As far as women are concerned, his attitudes remain as brutal and his expectations as clear-cut. The only lady he does respect and wants to rely on is his secretary, a bachelor living with her mother, a rather decisive and practical character, a woman with nice hats but simple looks, Effie Perine; she usually proves to be an invaluable asset in his quandary and he appreciates it; however, it is clear their bond is based on respect and hard work, without an ounce of sentiment. Sentiments are indeed what is supposed to link Spade to Iva Archer – in her view and in the views of others. But Spade does not love her and treats her astonishingly harshly and unfairly – he is a man who cannot love.

Or maybe he can – this is the other suspense underlying the plot: would he and O’Shaughnessy have an affair? Could the happy ending be him saving her from the grasp of her enemies and of justice? This is what she has hoped, it turns out: all her narrative arc feels like a partly improvised and partly planned effort to get away with her crimes and to run away with whatever rewards she can have. She is the perfect femme fatale, bringing troubles, arousing feelings and waiting for a safe outcome. This is where the aggressive, baffling, even annoying masculinity of Spade proves to be a decisive factor and oddly a powerful moral compass: he just lets her down, explaining that “When a man’s partner is killed, he’s supposed to do something about it. It doesn’t make any difference what you thought of him. He was your partner and you’re supposed to do something about it. And it happens we’re in the detective business. Well, when on of your organization gets killed, it’s – it’s bad business to let the killer get away with it, bad all around, bad for every detective everywhere”. In other words, he has seen though her and is not going to let her off the hook. Sentiments can be a powerful weapons but they can be taken away as easily as bad guys’ revolvers (Cairo and Cook learned it the hard way).

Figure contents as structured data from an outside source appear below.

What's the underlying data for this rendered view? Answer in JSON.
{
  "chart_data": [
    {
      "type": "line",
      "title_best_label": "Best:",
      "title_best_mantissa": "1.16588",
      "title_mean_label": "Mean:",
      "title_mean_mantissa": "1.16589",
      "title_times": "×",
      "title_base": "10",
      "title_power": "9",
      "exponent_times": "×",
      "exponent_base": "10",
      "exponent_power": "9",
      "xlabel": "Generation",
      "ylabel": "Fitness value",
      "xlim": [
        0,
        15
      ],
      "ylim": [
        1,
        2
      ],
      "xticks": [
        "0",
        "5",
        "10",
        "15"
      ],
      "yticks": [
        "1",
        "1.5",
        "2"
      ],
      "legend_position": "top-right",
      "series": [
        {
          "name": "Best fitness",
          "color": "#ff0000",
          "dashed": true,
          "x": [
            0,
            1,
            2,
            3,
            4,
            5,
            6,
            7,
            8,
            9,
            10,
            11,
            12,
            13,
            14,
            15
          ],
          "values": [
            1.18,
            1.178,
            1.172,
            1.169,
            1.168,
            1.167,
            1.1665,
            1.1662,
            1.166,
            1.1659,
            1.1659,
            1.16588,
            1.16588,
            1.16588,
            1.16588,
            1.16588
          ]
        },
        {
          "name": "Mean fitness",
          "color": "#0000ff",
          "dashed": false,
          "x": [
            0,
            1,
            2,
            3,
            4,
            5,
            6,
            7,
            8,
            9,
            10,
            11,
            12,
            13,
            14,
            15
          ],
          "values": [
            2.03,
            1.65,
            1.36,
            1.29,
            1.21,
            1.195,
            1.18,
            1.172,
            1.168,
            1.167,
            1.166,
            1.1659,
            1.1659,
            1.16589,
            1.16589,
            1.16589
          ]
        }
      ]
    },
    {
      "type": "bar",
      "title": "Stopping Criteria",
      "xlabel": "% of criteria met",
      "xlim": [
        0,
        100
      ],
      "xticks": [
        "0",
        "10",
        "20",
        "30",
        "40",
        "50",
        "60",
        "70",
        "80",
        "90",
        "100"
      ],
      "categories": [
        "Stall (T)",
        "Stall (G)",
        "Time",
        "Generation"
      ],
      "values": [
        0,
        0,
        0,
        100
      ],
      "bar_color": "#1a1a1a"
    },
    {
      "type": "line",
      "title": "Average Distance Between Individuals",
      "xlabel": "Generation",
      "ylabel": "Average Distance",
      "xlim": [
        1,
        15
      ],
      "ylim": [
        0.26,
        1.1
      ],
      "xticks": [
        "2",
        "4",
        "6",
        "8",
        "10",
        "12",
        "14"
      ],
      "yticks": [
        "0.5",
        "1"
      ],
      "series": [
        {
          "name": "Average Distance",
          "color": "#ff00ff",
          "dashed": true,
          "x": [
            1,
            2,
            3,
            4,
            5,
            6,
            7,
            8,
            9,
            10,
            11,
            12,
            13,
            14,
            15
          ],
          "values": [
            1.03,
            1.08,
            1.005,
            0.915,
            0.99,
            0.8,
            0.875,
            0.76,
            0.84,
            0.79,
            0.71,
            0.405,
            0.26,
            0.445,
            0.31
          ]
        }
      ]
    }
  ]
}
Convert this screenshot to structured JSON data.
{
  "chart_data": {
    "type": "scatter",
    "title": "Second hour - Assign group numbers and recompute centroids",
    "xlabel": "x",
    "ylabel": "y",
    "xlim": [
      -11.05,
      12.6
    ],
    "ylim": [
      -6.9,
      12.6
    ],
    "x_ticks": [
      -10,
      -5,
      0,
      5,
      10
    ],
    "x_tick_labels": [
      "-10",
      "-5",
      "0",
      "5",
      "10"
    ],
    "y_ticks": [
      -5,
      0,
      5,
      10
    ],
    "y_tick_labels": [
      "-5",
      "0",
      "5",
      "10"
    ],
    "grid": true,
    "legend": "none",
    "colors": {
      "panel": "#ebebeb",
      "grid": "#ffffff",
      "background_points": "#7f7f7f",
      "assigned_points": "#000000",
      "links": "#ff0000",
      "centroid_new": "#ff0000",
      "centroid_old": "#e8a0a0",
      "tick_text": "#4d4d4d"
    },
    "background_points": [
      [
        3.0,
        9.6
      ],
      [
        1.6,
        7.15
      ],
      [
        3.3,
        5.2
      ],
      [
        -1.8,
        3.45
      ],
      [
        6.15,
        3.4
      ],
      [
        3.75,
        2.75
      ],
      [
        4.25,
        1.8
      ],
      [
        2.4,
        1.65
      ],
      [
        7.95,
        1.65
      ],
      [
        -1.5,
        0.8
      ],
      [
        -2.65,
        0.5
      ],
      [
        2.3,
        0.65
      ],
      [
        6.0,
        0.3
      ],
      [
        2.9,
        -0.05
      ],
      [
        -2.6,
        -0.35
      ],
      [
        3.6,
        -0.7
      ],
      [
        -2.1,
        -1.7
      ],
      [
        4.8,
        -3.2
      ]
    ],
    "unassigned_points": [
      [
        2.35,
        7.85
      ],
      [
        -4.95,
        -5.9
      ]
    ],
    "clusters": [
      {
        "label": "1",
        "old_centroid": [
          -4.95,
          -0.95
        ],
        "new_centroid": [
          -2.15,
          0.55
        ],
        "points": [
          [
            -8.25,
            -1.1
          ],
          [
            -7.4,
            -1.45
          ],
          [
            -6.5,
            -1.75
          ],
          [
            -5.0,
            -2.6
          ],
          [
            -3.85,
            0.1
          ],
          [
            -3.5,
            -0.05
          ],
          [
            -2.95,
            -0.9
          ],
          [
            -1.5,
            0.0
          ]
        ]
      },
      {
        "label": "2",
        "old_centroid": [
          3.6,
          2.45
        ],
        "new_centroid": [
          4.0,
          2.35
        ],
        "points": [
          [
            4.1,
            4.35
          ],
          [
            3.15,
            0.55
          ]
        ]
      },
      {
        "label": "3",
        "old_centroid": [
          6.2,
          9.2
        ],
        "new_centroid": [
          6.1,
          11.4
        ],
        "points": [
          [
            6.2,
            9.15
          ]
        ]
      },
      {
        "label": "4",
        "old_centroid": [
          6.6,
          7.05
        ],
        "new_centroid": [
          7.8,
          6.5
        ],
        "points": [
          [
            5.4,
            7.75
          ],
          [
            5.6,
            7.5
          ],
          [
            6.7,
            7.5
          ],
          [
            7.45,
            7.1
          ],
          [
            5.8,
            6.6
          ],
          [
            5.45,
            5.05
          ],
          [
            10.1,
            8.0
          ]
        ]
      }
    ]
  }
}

For a debut feature, this is quite impressive. Dashiell Hammett’s novel has become a complex and intelligent screenplay replete with great, well-turned lines that skillfully define the characters, making them even harder to forget (though the most famous of them, the penultimate one, was a contribution of Bogart; it nicely brings the story to a nice, relevant conclusion; as the failures of O’Shaughnessy and Gutman are complete, the statuette can rightly be defined as “The stuff that dreams are made of”). John Huston’s inspiration and dedication do not stop here: he has carefully planned the shooting, the screenplay being completed by a famously detailed storyboard that helped the young director deliver the end product in time and smoothly. His taste for slightly low-angle shots to capture the characters moving in the rooms or slightly high-angles in reverse shots to stay close to Spade’s viewpoint points to a fairly dynamic, visceral approach that seems to emphasize constantly the deeply deceitful and treacherous nature of the characters and the plot.